Sur l’avant, le silence le plus absolu avait succédé au cri du porc. On n’entendait aucun bruit nulle part sauf, occasionnellement, le bizarre tap, tap-tap-tap qui semblait provenir du flanc du navire. Rassemblant tout mon courage, j’avançai sur le pont, aussi lentement que possible, jetant un rayon de lumière ici et là.

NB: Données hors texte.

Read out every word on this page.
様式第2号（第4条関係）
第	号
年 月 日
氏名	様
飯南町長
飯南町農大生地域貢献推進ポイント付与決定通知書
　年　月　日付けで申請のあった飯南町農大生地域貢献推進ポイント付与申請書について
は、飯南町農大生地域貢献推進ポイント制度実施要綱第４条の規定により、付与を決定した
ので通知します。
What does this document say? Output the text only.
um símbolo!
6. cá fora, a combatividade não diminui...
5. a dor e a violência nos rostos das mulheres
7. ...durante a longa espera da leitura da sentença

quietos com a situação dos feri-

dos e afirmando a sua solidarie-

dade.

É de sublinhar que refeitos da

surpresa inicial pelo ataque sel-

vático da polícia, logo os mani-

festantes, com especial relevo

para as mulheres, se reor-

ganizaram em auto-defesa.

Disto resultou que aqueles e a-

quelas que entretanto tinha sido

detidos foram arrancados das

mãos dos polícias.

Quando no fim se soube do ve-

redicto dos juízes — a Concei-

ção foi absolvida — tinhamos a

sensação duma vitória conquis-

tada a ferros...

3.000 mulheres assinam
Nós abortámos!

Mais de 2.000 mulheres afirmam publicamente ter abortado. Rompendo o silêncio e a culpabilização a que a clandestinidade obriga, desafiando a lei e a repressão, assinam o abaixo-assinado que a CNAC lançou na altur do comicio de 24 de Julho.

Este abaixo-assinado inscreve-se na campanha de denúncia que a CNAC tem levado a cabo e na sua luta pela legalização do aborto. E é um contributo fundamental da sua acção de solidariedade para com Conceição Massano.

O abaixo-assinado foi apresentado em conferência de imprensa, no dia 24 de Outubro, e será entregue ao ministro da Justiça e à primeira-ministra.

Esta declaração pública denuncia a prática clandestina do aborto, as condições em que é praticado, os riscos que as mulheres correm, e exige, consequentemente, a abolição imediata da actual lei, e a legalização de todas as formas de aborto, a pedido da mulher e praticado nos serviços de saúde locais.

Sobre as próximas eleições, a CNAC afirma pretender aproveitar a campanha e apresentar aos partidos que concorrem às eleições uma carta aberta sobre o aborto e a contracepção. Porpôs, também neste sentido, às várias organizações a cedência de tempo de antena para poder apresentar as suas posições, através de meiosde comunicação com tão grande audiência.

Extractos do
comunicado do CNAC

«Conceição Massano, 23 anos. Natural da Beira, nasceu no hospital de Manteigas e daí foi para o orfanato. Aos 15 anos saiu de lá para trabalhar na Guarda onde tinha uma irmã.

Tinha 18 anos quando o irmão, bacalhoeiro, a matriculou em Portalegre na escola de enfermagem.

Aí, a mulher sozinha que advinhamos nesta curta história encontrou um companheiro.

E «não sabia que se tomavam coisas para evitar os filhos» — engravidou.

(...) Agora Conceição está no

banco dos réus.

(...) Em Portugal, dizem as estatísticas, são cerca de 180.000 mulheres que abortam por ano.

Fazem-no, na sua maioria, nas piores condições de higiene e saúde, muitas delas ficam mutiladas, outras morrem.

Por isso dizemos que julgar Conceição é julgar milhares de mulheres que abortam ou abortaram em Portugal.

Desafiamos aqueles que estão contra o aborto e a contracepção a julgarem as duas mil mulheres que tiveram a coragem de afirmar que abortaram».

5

Soudain, j’entendis, provenant des bossoirs, une multitude de petits coups, de raclements, de glissements. Le bruit était si proche et si fort que je fis un demi-tour sur moi-même. Et pendant peut-être une minute, je restai là hésitant, projetant ma lumière de tous les côtés sans me préoccuper de savoir si quelque ignoble créature n’allait pas se jeter sur moi dans l’ombre.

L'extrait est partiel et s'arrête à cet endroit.